Source: https://www.wired.com/story/god-did-us-a-favor-by-destroying-twitter/

Gotta did us a favor by destroying twitter? The case of Borel and Mastodon with a “big bad idea”

Mastodon and other similar services are designed to collapse. If you want to quit a server, you have the option of following with all your followers. If the server stops functioning, you can find another one. It isn’t one guy. It came with a huge sticker that said “Bin Laden built in” as it accepted that as we centralize and debate we melt down.

How will these smaller groups of happier people be monetized? This is a tough question for the billionaires. Happy people, the kind who eat sandwiches together, are boring. They do not buy much. The six versions of their phones have badly cracked screens. After fixing bicycles, they talk about it, showing their friend how they did it and he says, ‘Woah, good job’. That doesn’t seem like enough to build a town square on.

Source: https://www.wired.com/story/god-did-us-a-favor-by-destroying-twitter/

Scattering: What Happens When the Babel Story Comes Into Being? Why Does It Matter? Where Do We Stand, How Do We Get What We Want?

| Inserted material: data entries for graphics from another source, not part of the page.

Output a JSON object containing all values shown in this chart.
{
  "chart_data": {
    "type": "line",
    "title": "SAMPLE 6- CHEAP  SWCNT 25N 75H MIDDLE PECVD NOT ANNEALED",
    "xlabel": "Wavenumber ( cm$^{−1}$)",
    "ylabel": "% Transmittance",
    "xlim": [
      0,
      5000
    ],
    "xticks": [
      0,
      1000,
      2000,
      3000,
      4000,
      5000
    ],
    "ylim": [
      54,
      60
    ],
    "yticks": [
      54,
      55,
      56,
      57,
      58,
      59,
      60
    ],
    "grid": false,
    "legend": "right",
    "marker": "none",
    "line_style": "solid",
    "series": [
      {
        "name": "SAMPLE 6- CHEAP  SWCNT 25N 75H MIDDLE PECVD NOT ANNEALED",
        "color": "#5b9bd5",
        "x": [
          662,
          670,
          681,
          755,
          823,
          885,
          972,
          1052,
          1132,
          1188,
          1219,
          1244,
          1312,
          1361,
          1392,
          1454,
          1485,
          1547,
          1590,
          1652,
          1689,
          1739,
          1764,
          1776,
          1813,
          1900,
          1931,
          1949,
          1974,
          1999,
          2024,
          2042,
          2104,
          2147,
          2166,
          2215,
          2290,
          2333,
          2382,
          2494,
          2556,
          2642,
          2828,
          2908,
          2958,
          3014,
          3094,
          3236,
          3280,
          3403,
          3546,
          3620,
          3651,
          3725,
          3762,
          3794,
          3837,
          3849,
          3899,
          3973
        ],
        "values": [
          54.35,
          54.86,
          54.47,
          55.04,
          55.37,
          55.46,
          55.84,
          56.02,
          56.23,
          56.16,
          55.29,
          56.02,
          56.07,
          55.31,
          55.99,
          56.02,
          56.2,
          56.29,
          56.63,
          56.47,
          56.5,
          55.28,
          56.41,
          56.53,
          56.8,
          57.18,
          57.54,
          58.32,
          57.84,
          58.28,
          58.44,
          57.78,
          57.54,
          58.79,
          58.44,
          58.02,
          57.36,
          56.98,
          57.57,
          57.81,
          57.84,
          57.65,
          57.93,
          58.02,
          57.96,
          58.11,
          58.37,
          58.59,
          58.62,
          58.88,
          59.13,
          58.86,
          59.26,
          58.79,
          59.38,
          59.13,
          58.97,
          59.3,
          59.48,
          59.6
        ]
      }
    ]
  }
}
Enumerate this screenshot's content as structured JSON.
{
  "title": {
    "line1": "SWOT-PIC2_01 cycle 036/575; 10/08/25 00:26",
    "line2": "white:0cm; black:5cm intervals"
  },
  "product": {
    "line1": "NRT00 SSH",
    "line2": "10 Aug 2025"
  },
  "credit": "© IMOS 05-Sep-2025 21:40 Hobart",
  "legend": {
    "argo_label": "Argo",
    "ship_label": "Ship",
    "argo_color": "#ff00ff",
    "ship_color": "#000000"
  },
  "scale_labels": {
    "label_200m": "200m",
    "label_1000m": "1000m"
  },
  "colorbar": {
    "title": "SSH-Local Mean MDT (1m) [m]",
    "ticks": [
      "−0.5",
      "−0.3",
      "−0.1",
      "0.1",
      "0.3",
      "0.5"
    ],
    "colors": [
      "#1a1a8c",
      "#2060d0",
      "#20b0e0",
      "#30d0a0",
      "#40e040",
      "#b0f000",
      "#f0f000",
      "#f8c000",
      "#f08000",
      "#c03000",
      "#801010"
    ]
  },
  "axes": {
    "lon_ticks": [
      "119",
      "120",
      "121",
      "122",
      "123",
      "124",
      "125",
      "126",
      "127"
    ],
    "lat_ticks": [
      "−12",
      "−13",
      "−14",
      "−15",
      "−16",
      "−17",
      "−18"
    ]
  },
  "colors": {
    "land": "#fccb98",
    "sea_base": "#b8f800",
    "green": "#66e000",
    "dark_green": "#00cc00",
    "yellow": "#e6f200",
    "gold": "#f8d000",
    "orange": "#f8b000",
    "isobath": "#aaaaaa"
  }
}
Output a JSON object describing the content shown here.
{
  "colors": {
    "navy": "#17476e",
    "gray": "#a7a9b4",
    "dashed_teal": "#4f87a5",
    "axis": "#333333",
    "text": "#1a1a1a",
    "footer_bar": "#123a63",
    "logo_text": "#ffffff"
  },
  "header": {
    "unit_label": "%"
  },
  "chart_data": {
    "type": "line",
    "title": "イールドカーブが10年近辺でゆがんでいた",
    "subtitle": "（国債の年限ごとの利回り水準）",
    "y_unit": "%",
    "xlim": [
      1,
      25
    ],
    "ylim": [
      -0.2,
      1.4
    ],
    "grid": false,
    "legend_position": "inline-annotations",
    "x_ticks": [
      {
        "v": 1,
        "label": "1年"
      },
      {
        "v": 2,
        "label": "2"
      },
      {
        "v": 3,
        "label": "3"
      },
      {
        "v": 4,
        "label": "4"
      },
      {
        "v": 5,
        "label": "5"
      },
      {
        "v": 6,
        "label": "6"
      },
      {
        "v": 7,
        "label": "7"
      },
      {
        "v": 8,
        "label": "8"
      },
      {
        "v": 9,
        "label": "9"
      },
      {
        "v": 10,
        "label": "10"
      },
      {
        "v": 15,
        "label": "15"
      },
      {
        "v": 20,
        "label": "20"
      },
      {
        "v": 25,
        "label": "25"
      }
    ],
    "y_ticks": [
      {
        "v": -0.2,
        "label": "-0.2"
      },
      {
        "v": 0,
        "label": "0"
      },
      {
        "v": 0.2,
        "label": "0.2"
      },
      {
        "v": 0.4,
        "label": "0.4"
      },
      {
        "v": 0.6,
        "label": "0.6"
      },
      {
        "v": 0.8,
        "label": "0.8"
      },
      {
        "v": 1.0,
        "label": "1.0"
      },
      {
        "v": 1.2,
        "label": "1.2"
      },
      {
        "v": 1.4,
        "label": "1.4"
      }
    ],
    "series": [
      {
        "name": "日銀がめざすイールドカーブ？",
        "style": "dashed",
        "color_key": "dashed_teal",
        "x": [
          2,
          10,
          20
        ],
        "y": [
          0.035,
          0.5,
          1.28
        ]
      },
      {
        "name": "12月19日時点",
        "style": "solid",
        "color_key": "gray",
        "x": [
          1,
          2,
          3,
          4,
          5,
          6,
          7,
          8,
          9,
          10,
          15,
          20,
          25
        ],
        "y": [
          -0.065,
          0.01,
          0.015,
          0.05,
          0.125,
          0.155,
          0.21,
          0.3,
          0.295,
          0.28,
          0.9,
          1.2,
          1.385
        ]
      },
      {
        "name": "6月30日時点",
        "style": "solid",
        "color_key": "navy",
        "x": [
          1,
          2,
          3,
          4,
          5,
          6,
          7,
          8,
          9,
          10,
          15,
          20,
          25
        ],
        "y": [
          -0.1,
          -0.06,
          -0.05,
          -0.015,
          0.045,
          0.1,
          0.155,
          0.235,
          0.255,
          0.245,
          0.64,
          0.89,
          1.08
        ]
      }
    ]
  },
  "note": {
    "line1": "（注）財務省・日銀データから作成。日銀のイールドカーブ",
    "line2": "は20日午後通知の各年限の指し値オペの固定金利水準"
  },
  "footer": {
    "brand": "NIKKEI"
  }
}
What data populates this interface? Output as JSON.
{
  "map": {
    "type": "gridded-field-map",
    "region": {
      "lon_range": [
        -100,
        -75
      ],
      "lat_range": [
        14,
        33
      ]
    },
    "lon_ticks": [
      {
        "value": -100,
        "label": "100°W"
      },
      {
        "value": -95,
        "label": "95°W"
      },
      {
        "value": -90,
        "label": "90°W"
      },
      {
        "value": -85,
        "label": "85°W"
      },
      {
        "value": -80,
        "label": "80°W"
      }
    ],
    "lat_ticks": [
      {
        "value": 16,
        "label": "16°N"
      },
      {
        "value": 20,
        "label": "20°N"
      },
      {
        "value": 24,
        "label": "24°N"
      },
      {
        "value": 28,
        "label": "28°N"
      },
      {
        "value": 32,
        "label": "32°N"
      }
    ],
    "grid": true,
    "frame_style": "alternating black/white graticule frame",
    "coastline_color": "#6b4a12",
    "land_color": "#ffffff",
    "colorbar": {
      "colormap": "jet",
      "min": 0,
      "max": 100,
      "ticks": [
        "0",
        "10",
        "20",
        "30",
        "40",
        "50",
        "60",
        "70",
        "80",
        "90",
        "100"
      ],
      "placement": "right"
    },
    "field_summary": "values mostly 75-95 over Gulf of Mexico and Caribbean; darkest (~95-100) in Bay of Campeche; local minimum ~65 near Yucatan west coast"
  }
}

Someone will figure it out. The reason that the Babel story matters is because it happens many times over and over again. The internet is used in both processes. Mastodon’s rocky soil will eventually grow engagement for brands. Billionaires will order the construction of new marketplaces of ideas. As long as the tower remains, everything will centralize again and it will seem eternal. Let’s savour the scattering for now.